Around major airports, the situation extends beyond the aircraft themselves. Separate research has shown that approximately fifty-two million Europeans live within twenty kilometers of major airports, constantly exposed to ultrafine particles from aviation activities. These aren’t people who chose to work in aviation or who get to enjoy the benefits of air travel. They’re families who happen to live near airports, often in lower-income communities where housing costs less precisely because of airport proximity.
The health implications of long-term ultrafine particle exposure are still being understood. Still, the evidence suggests that these tiny particles can reach deep into our lungs and even enter our bloodstream. Studies have linked ultrafine particle exposure to respiratory problems, cardiovascular effects, and potentially even neurological conditions. A significant study in the Netherlands found associations between years of ultrafine particle exposure and increased mortality rates, including from lung cancer.
The aviation industry has made remarkable progress in reducing many forms of pollution from aircraft. Engines have become more efficient, fuel consumption has dropped, and emissions of many regulated pollutants have decreased over time. But ultrafine particles and black carbon haven’t received the same regulatory attention, partly because they’re harder to measure and partly because we’re still learning about their health effects (2). The WHO only recently published guidelines for ultrafine particle exposure in 2021, giving regulators and industry something concrete to work toward.
Moving forward, several approaches could help reduce these exposures. Better airport air quality overall would benefit everyone, from passengers to workers to nearby communities. This could mean transitioning ground support vehicles to electric power, improving ventilation in terminal areas, and perhaps even requiring aircraft to use ground power instead of running engines while parked at gates. Newer aircraft designs with improved air filtration systems could also make a difference, as could operational changes like minimizing taxi times when possible.

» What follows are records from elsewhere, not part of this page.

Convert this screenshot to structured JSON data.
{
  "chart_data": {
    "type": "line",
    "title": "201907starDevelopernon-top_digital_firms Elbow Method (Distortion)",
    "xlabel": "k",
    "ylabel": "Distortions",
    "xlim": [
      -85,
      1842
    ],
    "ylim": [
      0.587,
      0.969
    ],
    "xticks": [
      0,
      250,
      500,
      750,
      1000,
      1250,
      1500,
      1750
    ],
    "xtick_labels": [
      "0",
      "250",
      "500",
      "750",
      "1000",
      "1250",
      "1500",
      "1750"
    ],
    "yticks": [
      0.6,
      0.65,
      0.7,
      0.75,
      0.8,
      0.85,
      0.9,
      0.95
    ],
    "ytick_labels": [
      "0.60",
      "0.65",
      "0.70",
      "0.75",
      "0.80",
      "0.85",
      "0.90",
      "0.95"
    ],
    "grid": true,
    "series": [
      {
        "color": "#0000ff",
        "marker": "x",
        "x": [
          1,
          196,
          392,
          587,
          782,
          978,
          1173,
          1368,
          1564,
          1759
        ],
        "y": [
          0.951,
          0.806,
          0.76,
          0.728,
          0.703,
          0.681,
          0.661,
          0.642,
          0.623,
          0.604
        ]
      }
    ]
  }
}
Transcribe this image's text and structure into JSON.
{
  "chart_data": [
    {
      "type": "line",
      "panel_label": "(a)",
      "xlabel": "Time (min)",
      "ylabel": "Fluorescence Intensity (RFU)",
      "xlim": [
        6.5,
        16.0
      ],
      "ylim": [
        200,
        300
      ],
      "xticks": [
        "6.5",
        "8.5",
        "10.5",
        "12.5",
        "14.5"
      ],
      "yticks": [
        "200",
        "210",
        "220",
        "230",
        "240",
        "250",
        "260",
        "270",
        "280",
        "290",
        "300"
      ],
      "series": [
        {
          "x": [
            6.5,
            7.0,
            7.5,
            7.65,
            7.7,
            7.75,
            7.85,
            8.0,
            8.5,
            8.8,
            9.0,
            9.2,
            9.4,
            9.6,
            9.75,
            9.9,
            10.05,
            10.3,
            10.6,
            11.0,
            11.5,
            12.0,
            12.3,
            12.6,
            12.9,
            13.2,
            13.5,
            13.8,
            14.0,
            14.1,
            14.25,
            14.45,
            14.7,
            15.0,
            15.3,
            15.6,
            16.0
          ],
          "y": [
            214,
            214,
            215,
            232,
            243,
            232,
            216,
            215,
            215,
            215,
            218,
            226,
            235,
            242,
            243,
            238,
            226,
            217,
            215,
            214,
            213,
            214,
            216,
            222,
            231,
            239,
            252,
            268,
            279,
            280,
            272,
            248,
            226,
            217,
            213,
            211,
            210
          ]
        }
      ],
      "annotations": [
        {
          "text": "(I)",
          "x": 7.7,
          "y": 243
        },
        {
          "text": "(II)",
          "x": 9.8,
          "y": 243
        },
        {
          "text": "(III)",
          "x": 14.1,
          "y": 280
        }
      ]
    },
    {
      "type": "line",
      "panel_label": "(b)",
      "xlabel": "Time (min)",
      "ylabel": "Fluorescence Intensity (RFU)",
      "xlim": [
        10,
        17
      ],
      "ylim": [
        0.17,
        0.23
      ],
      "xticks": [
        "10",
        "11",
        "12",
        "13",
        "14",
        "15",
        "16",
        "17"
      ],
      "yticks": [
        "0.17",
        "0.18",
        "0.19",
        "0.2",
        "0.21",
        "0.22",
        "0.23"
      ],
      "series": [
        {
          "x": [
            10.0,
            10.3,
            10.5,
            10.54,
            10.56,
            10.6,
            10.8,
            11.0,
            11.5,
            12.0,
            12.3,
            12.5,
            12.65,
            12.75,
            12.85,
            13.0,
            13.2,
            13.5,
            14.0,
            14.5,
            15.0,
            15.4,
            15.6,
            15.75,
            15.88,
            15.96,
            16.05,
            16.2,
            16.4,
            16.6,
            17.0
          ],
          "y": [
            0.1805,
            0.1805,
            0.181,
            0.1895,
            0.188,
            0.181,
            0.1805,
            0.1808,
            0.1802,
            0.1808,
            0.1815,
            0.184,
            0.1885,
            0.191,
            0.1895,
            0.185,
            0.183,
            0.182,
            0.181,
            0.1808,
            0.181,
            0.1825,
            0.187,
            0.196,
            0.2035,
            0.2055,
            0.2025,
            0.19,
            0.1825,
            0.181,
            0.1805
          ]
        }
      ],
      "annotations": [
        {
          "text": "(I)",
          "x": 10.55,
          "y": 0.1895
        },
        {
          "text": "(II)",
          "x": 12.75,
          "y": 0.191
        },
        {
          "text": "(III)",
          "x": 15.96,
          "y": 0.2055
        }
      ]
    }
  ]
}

For now, passengers can take small steps to reduce their own exposure. Getting to your seat quickly during boarding limits your time breathing the most polluted cabin air. Staying seated during taxi rather than standing in the aisle keeps you away from areas where pollutants might concentrate. These aren’t major interventions, but they’re simple choices that cost nothing and might matter on the margins.
The bigger conversation needs to happen at the industry and regulatory levels, where decisions about aircraft design, airport operations, and air quality standards are made. This research gives us better information than we’ve ever had before about what’s actually happening inside aircraft cabins. Now the question becomes what we choose to do with that knowledge.